I will present our work on data augmentation using style transfer as a way to improve domain adaptation in sequence labeling tasks. The target domain is social media data, and the task is named entity recognition (NER). The premise is that we can transform the labelled out of domain data into something that stylistically is more closely related to the target data. Then we can train a model on a combination of the generated data and the smaller amount of in domain data to improve NER prediction performance. I will show recent empirical results on these efforts.
If time allows, I will also give an overview of other research projects I’m currently leading at RiTUAL (Research in Text Understanding and Analysis of Language) lab. The common thread among all these research problems is the scarcity of labeled data.

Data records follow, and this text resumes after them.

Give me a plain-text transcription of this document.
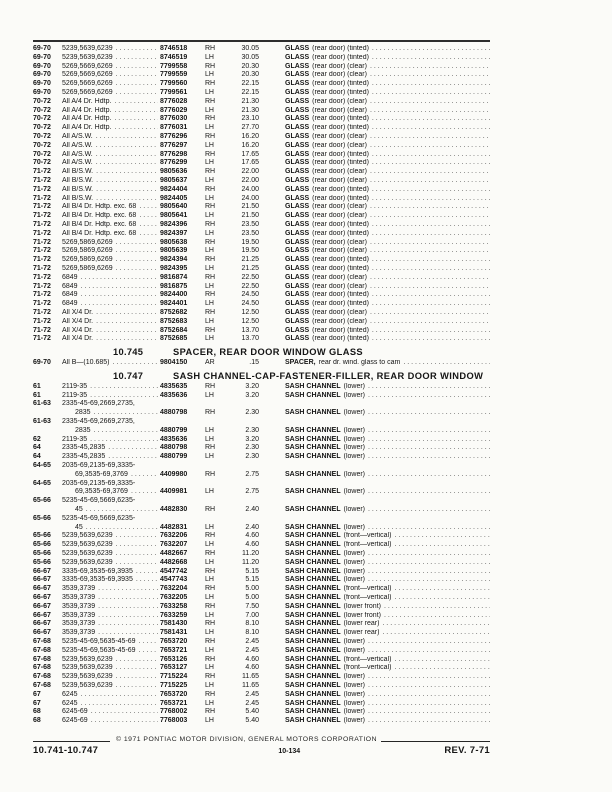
69-70	5239,5639,6239 . . .	8746518	RH	30.05	GLASS (rear door) (tinted)
. . .
69-70	5239,5639,6239 . . .	8746519	LH	30.05	GLASS (rear door) (tinted)
. . .
69-70	5269,5669,6269 . . .	7799558	RH	20.30	GLASS (rear door) (clear)
. . .
69-70	5269,5669,6269 . . .	7799559	LH	20.30	GLASS (rear door) (clear)
. . .
69-70	5269,5669,6269 . . .	7799560	RH	22.15	GLASS (rear door) (tinted)
. . .
69-70	5269,5669,6269 . . .	7799561	LH	22.15	GLASS (rear door) (tinted)
. . .
70-72	All A/4 Dr. Hdtp. . . .	8776028	RH	21.30	GLASS (rear door) (clear)
. . .
70-72	All A/4 Dr. Hdtp. . . .	8776029	LH	21.30	GLASS (rear door) (clear)
. . .
70-72	All A/4 Dr. Hdtp. . . .	8776030	RH	23.10	GLASS (rear door) (tinted)
. . .
70-72	All A/4 Dr. Hdtp. . . .	8776031	LH	27.70	GLASS (rear door) (tinted)
. . .
70-72	All A/S.W. . . .	8776296	RH	16.20	GLASS (rear door) (clear)
. . .
70-72	All A/S.W. . . .	8776297	LH	16.20	GLASS (rear door) (clear)
. . .
70-72	All A/S.W. . . .	8776298	RH	17.65	GLASS (rear door) (tinted)
. . .
70-72	All A/S.W. . . .	8776299	LH	17.65	GLASS (rear door) (tinted)
. . .
71-72	All B/S.W. . . .	9805636	RH	22.00	GLASS (rear door) (clear)
. . .
71-72	All B/S.W. . . .	9805637	LH	22.00	GLASS (rear door) (clear)
. . .
71-72	All B/S.W. . . .	9824404	RH	24.00	GLASS (rear door) (tinted)
. . .
71-72	All B/S.W. . . .	9824405	LH	24.00	GLASS (rear door) (tinted)
. . .
71-72	All B/4 Dr. Hdtp. exc. 68 . . .	9805640	RH	21.50	GLASS (rear door) (clear)
. . .
71-72	All B/4 Dr. Hdtp. exc. 68 . . .	9805641	LH	21.50	GLASS (rear door) (clear)
. . .
71-72	All B/4 Dr. Hdtp. exc. 68 . . .	9824396	RH	23.50	GLASS (rear door) (tinted)
. . .
71-72	All B/4 Dr. Hdtp. exc. 68 . . .	9824397	LH	23.50	GLASS (rear door) (tinted)
. . .
71-72	5269,5869,6269 . . .	9805638	RH	19.50	GLASS (rear door) (clear)
. . .
71-72	5269,5869,6269 . . .	9805639	LH	19.50	GLASS (rear door) (clear)
. . .
71-72	5269,5869,6269 . . .	9824394	RH	21.25	GLASS (rear door) (tinted)
. . .
71-72	5269,5869,6269 . . .	9824395	LH	21.25	GLASS (rear door) (tinted)
. . .
71-72	6849 . . .	9816874	RH	22.50	GLASS (rear door) (clear)
. . .
71-72	6849 . . .	9816875	LH	22.50	GLASS (rear door) (clear)
. . .
71-72	6849 . . .	9824400	RH	24.50	GLASS (rear door) (tinted)
. . .
71-72	6849 . . .	9824401	LH	24.50	GLASS (rear door) (tinted)
. . .
71-72	All X/4 Dr. . . .	8752682	RH	12.50	GLASS (rear door) (clear)
. . .
71-72	All X/4 Dr. . . .	8752683	LH	12.50	GLASS (rear door) (clear)
. . .
71-72	All X/4 Dr. . . .	8752684	RH	13.70	GLASS (rear door) (tinted)
. . .
71-72	All X/4 Dr. . . .	8752685	LH	13.70	GLASS (rear door) (tinted)
. . .
10.745	SPACER, REAR DOOR WINDOW GLASS
69-70	All B—(10.685) . . .	9804150	AR	.15	SPACER, rear dr. wind. glass to cam
. . .
10.747	SASH CHANNEL-CAP-FASTENER-FILLER, REAR DOOR WINDOW
61	2119-35 . . .	4835635	RH	3.20	SASH CHANNEL (lower)
. . .
61	2119-35 . . .	4835636	LH	3.20	SASH CHANNEL (lower)
. . .
61-63	2335-45-69,2669,2735,
2835 . . .	4880798	RH	2.30	SASH CHANNEL (lower)
. . .
61-63	2335-45-69,2669,2735,
2835 . . .	4880799	LH	2.30	SASH CHANNEL (lower)
. . .
62	2119-35 . . .	4835636	LH	3.20	SASH CHANNEL (lower)
. . .
64	2335-45,2835 . . .	4880798	RH	2.30	SASH CHANNEL (lower)
. . .
64	2335-45,2835 . . .	4880799	LH	2.30	SASH CHANNEL (lower)
. . .
64-65	2035-69,2135-69,3335-
69,3535-69,3769 . . .	4409980	RH	2.75	SASH CHANNEL (lower)
. . .
64-65	2035-69,2135-69,3335-
69,3535-69,3769 . . .	4409981	LH	2.75	SASH CHANNEL (lower)
. . .
65-66	5235-45-69,5669,6235-
45 . . .	4482830	RH	2.40	SASH CHANNEL (lower)
. . .
65-66	5235-45-69,5669,6235-
45 . . .	4482831	LH	2.40	SASH CHANNEL (lower)
. . .
65-66	5239,5639,6239 . . .	7632206	RH	4.60	SASH CHANNEL (front—vertical)
. . .
65-66	5239,5639,6239 . . .	7632207	LH	4.60	SASH CHANNEL (front—vertical)
. . .
65-66	5239,5639,6239 . . .	4482667	RH	11.20	SASH CHANNEL (lower)
. . .
65-66	5239,5639,6239 . . .	4482668	LH	11.20	SASH CHANNEL (lower)
. . .
66-67	3335-69,3535-69,3935 . . .	4547742	RH	5.15	SASH CHANNEL (lower)
. . .
66-67	3335-69,3535-69,3935 . . .	4547743	LH	5.15	SASH CHANNEL (lower)
. . .
66-67	3539,3739 . . .	7632204	RH	5.00	SASH CHANNEL (front—vertical)
. . .
66-67	3539,3739 . . .	7632205	LH	5.00	SASH CHANNEL (front—vertical)
. . .
66-67	3539,3739 . . .	7633258	RH	7.50	SASH CHANNEL (lower front)
. . .
66-67	3539,3739 . . .	7633259	LH	7.00	SASH CHANNEL (lower front)
. . .
66-67	3539,3739 . . .	7581430	RH	8.10	SASH CHANNEL (lower rear)
. . .
66-67	3539,3739 . . .	7581431	LH	8.10	SASH CHANNEL (lower rear)
. . .
67-68	5235-45-69,5635-45-69 . . .	7653720	RH	2.45	SASH CHANNEL (lower)
. . .
67-68	5235-45-69,5635-45-69 . . .	7653721	LH	2.45	SASH CHANNEL (lower)
. . .
67-68	5239,5639,6239 . . .	7653126	RH	4.60	SASH CHANNEL (front—vertical)
. . .
67-68	5239,5639,6239 . . .	7653127	LH	4.60	SASH CHANNEL (front—vertical)
. . .
67-68	5239,5639,6239 . . .	7715224	RH	11.65	SASH CHANNEL (lower)
. . .
67-68	5239,5639,6239 . . .	7715225	LH	11.65	SASH CHANNEL (lower)
. . .
67	6245 . . .	7653720	RH	2.45	SASH CHANNEL (lower)
. . .
67	6245 . . .	7653721	LH	2.45	SASH CHANNEL (lower)
. . .
68	6245-69 . . .	7768002	RH	5.40	SASH CHANNEL (lower)
. . .
68	6245-69 . . .	7768003	LH	5.40	SASH CHANNEL (lower)
. . .
© 1971 PONTIAC MOTOR DIVISION, GENERAL MOTORS CORPORATION
10.741-10.747	10-134	REV. 7-71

Thamar Solorio is a Professor of Computer Science at the University of Houston (UH). She holds graduate degrees in Computer Science from the Instituto Nacional de Astrofísica, Óptica y Electrónica, in Puebla, Mexico. Her research interests include information extraction from social media data, enabling technology for code-switched data, stylistic modeling of text, and more recently multimodal approaches for online content understanding. She is the director and founder of the RiTUAL Lab at UH. She is the recipient of an NSF CAREER award for her work on authorship attribution, and recipient of the 2014 Emerging Leader ABIE Award in Honor of Denice Denton. She is currently serving a second term as an elected board member of the North American Chapter of the Association of Computational Linguistics and was PC co-chair for NAACL 2019. She recently joined the team of Editors in Chief for the ACL Rolling Review (ARR) system. Her research is currently funded by the NSF and by ADOBE.